“这事儿说来也巧,一月前,我奉家父之命在东都巡查店铺,忽然收到手下汇报,从一批计划运往关外的货物里发现了白氏上贡给宫里的首饰。我亲自辨认后发现,这就是当初我祖父亲自监工制造的那批给公主的陪嫁之一。越国公主失踪已有一年,祖父祖母忧之成疾,我也担心表妹的安危,所以一路排查,寻到了襄阳。”

    “那接手首饰的就是独眼龙!我好言好语用银子买他消息,他却跟我扯什么信誉问题,死活不告诉我是谁卖给他的,我没有办法,这才出此下策绑了他——而且,他不是活着么,也没少胳膊少腿吧!本公子赔得起,这姓李的——至于把本公子软禁起来每日拷问吗?!”

    均州知府在底下拍断大腿:就是啊,至于吗!

    这可是扬州白氏的公子,天下豪富白家日后板上钉钉的继承人!

    至于为了一个开当铺的平民,得罪这么大一个金库吗?

    白戎灵说了这么一大段,傅玄邈只回答了短短一句话:

    “越国公主身在何处?”

    “我只知道来卖首饰的年轻女子住在寿平村,还没来得及去就被这姓李的……”

    白戎灵话没说完,傅玄邈就往天字号门外走去。

    “这……”

    傅玄邈的突然离席让桌前的众多宾客面色各异,李鹜和白戎灵对了个眼神,后者立即追着跑了出去:“等等我啊,带上我啊傅公子!”

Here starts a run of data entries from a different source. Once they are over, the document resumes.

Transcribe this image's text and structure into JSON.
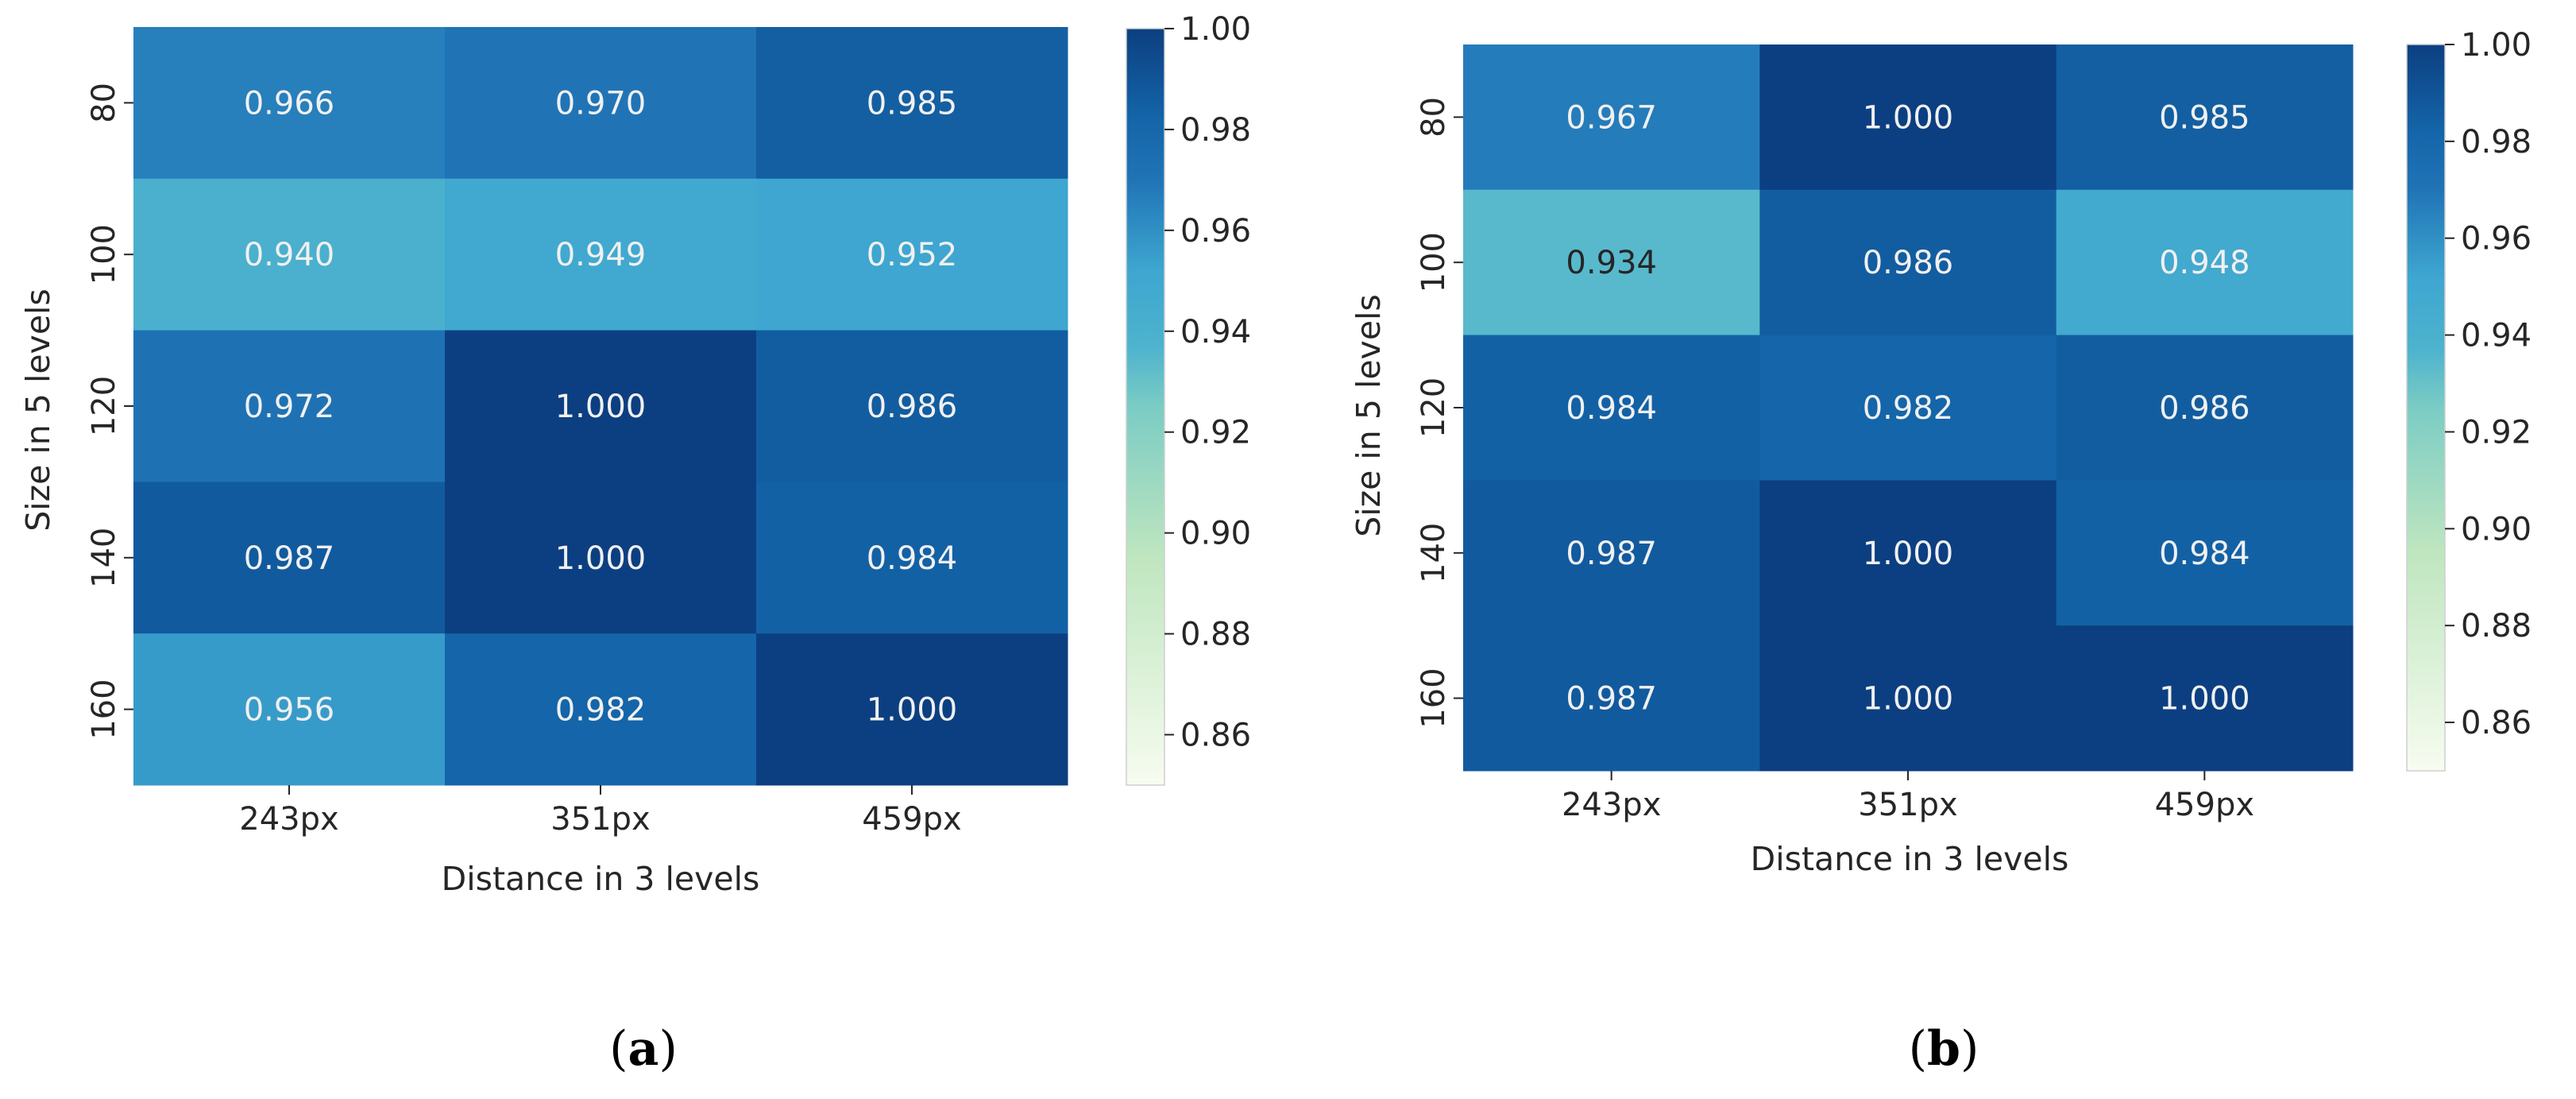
{
  "chart_data": [
    {
      "type": "heatmap",
      "panel": "a",
      "caption": {
        "open": "(",
        "letter": "a",
        "close": ")"
      },
      "xlabel": "Distance in 3 levels",
      "ylabel": "Size in 5 levels",
      "x_categories": [
        "243px",
        "351px",
        "459px"
      ],
      "y_categories": [
        "80",
        "100",
        "120",
        "140",
        "160"
      ],
      "values": [
        [
          0.966,
          0.97,
          0.985
        ],
        [
          0.94,
          0.949,
          0.952
        ],
        [
          0.972,
          1.0,
          0.986
        ],
        [
          0.987,
          1.0,
          0.984
        ],
        [
          0.956,
          0.982,
          1.0
        ]
      ],
      "cell_labels": [
        [
          "0.966",
          "0.970",
          "0.985"
        ],
        [
          "0.940",
          "0.949",
          "0.952"
        ],
        [
          "0.972",
          "1.000",
          "0.986"
        ],
        [
          "0.987",
          "1.000",
          "0.984"
        ],
        [
          "0.956",
          "0.982",
          "1.000"
        ]
      ],
      "colorbar": {
        "colormap": "GnBu",
        "range": [
          0.85,
          1.0
        ],
        "ticks": [
          0.86,
          0.88,
          0.9,
          0.92,
          0.94,
          0.96,
          0.98,
          1.0
        ],
        "tick_labels": [
          "0.86",
          "0.88",
          "0.90",
          "0.92",
          "0.94",
          "0.96",
          "0.98",
          "1.00"
        ]
      }
    },
    {
      "type": "heatmap",
      "panel": "b",
      "caption": {
        "open": "(",
        "letter": "b",
        "close": ")"
      },
      "xlabel": "Distance in 3 levels",
      "ylabel": "Size in 5 levels",
      "x_categories": [
        "243px",
        "351px",
        "459px"
      ],
      "y_categories": [
        "80",
        "100",
        "120",
        "140",
        "160"
      ],
      "values": [
        [
          0.967,
          1.0,
          0.985
        ],
        [
          0.934,
          0.986,
          0.948
        ],
        [
          0.984,
          0.982,
          0.986
        ],
        [
          0.987,
          1.0,
          0.984
        ],
        [
          0.987,
          1.0,
          1.0
        ]
      ],
      "cell_labels": [
        [
          "0.967",
          "1.000",
          "0.985"
        ],
        [
          "0.934",
          "0.986",
          "0.948"
        ],
        [
          "0.984",
          "0.982",
          "0.986"
        ],
        [
          "0.987",
          "1.000",
          "0.984"
        ],
        [
          "0.987",
          "1.000",
          "1.000"
        ]
      ],
      "colorbar": {
        "colormap": "GnBu",
        "range": [
          0.85,
          1.0
        ],
        "ticks": [
          0.86,
          0.88,
          0.9,
          0.92,
          0.94,
          0.96,
          0.98,
          1.0
        ],
        "tick_labels": [
          "0.86",
          "0.88",
          "0.90",
          "0.92",
          "0.94",
          "0.96",
          "0.98",
          "1.00"
        ]
      }
    }
  ],
  "colormap_stops": [
    {
      "t": 0.0,
      "color": "#f7fcf0"
    },
    {
      "t": 0.3,
      "color": "#bfe6bf"
    },
    {
      "t": 0.5,
      "color": "#7bccc4"
    },
    {
      "t": 0.58,
      "color": "#4db3ce"
    },
    {
      "t": 0.68,
      "color": "#3ea6d0"
    },
    {
      "t": 0.8,
      "color": "#2074b6"
    },
    {
      "t": 0.88,
      "color": "#1465a9"
    },
    {
      "t": 1.0,
      "color": "#0c3f81"
    }
  ],
  "text_colors": {
    "light": "#f0f0f0",
    "dark": "#262626"
  }
}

    “大家继续吃,安心吃,慢慢吃——”李鹜说道,“我陪参知大人走上一趟。李鹊!”

    “属下在。”李鹊站了出来。

    有不少人这时才注意到李鹊的存在。

    先前白戎灵咋咋呼呼地走前面吸引注意,后一步走进天字号的李鹊就在无形中隐身了。现在才看清李鹊面貌的人,或多或少都从紧皱的眉头下露出一丝嫌恶。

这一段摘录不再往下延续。